Exemplos concretos permitem concluir isto mesmo: um funcionário público, não casado, com um rendimento mensal de 939 euros era obrigado a reter, em 2011, 8% do seu salário. Em 2012, esta taxa passou para 7.5%. Com um rendimento mensal de 1683 euros, a taxa de 15.5% altera-se para 15%.
Se o mesmo exemplo for aplicado aos pensionistas a situação altera-se: um pensionista, não casado, com um rendimento mensal de 939 euros retinha, em 2011, 4% da pensão. Em 2012 esta taxa passou para 5%. Com uma pensão de 1683 euros a retenção passou de 13% para 14%.
A mesma situação, demonstrada pelas situações concretas acima descritas, aplica-se à generalidade dos casos.
Importa assim perceber quais os motivos que justificam, no caso dos pensionistas, também sujeitos ao corte dos subsídios de férias e natal, o aumento das taxas de retenção na fonte.

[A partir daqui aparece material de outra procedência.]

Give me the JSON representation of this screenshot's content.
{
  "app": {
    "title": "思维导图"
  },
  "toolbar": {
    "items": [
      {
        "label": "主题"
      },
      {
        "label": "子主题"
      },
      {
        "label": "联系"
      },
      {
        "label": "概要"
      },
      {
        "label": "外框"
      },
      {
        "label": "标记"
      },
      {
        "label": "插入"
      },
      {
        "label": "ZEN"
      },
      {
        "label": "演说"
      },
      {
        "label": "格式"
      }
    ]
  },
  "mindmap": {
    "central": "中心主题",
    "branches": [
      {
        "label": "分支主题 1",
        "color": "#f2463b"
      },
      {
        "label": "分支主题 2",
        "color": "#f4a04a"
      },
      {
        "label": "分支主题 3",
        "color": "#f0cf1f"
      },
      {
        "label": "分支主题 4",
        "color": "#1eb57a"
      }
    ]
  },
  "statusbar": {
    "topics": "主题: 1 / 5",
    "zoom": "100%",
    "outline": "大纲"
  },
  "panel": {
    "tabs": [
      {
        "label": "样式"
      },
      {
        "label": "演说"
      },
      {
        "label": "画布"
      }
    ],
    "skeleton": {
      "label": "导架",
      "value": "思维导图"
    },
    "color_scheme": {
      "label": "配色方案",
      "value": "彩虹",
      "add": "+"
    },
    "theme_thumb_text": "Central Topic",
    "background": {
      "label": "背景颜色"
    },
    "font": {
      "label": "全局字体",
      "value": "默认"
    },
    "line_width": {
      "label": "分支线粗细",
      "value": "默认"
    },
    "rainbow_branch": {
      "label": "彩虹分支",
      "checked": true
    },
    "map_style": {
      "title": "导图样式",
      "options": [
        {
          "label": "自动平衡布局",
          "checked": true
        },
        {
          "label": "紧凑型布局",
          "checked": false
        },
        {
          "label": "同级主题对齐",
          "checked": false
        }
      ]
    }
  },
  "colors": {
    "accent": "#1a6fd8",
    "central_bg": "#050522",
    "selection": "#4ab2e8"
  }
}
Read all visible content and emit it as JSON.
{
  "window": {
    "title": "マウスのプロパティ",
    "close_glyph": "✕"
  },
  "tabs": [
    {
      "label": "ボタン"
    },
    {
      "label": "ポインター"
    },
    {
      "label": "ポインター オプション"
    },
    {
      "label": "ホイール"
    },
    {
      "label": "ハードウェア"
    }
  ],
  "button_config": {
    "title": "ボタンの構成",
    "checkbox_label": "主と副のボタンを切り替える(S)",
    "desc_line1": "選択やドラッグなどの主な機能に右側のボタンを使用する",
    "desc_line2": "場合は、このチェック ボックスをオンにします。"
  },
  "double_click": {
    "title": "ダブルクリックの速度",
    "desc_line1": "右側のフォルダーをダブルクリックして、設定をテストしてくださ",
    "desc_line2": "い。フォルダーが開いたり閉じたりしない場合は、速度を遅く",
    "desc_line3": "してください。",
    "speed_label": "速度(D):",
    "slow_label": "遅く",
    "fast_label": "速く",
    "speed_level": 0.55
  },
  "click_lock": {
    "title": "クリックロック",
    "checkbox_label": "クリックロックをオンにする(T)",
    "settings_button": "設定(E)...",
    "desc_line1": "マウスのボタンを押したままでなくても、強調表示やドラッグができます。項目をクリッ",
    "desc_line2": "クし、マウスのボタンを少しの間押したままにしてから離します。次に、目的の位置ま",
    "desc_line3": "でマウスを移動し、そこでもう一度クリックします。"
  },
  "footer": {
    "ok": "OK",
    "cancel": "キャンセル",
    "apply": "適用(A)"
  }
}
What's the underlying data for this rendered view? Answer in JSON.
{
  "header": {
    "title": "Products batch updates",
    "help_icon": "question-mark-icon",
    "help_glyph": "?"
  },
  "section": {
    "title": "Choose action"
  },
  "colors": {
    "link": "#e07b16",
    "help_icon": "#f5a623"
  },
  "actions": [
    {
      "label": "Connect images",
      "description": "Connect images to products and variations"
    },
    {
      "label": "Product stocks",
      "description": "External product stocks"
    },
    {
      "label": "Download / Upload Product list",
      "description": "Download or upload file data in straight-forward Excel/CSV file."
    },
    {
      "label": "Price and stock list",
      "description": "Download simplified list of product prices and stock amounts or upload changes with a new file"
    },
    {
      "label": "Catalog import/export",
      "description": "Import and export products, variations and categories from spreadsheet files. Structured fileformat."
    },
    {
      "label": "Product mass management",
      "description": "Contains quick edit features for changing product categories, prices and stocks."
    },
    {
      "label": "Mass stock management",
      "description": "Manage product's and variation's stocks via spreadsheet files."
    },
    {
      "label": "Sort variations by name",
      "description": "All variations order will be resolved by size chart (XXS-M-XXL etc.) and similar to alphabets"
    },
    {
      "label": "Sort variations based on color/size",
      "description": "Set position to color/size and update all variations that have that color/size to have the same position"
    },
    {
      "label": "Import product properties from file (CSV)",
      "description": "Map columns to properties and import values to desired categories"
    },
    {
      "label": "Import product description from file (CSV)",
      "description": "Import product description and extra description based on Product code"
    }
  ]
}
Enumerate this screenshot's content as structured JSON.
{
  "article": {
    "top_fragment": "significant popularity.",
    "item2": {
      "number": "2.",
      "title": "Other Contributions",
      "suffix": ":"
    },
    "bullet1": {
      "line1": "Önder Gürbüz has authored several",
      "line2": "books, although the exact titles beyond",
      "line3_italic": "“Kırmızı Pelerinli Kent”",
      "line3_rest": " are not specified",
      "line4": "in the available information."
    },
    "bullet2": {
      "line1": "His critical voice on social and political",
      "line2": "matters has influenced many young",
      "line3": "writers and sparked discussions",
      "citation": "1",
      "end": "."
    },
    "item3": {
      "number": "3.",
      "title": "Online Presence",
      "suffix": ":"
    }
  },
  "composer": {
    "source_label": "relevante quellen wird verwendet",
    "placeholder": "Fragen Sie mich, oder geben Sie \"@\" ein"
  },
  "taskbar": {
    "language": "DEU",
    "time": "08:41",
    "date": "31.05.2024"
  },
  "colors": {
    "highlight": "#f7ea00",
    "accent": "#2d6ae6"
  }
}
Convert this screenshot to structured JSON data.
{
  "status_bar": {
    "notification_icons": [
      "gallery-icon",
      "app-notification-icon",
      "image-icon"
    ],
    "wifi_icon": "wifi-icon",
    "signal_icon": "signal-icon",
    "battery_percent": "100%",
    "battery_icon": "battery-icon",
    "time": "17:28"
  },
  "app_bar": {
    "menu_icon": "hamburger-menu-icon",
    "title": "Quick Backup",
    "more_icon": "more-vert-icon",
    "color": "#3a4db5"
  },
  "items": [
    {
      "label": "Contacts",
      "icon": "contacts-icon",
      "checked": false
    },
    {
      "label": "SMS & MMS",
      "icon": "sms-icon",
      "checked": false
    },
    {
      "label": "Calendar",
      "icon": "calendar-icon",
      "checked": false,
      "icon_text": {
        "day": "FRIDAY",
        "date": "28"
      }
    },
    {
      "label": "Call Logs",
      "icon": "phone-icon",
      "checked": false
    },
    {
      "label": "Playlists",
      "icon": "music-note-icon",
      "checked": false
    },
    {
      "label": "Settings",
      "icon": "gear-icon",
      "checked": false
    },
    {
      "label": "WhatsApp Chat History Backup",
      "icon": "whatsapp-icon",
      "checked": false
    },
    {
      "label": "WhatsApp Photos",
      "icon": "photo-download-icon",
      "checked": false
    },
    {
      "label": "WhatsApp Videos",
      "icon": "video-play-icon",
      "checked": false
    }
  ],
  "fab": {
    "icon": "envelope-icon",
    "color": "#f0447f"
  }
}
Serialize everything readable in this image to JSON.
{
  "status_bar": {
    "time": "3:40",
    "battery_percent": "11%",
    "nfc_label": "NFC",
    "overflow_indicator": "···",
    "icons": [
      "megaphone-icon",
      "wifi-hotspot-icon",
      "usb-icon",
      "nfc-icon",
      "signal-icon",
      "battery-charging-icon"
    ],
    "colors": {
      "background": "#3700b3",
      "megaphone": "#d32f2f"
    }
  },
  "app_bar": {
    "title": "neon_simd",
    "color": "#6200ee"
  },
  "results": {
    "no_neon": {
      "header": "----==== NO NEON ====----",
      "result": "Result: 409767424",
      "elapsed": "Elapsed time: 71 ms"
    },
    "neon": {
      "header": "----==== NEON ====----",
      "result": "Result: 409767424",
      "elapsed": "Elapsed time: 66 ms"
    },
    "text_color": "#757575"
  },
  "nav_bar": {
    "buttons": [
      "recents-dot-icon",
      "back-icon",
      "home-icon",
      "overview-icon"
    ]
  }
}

Recorde-se que a aplicação de taxas mais elevadas que o imposto realmente devido implica uma diminuição do rendimento disponível destes pensionistas, com importantes impactos no seu poder de compra mensal. Na sua larga maioria, a pensão é o único rendimento destes cidadãos, e os baixos valores auferidos tornam proibitiva uma redução ainda maior dos rendimentos por via de uma retenção excessiva.
Atendendo ao exposto, e ao abrigo das disposições constitucionais e regimentais aplicáveis, o Grupo Parlamentar do Bloco de Esquerda vem por este meio dirigir ao Governo, através do Ministério do Estado e das Finanças, a seguinte pergunta:
Quais os motivos que justificam o aumento das taxas de retenção de IRS aplicáveis aos pensionistas?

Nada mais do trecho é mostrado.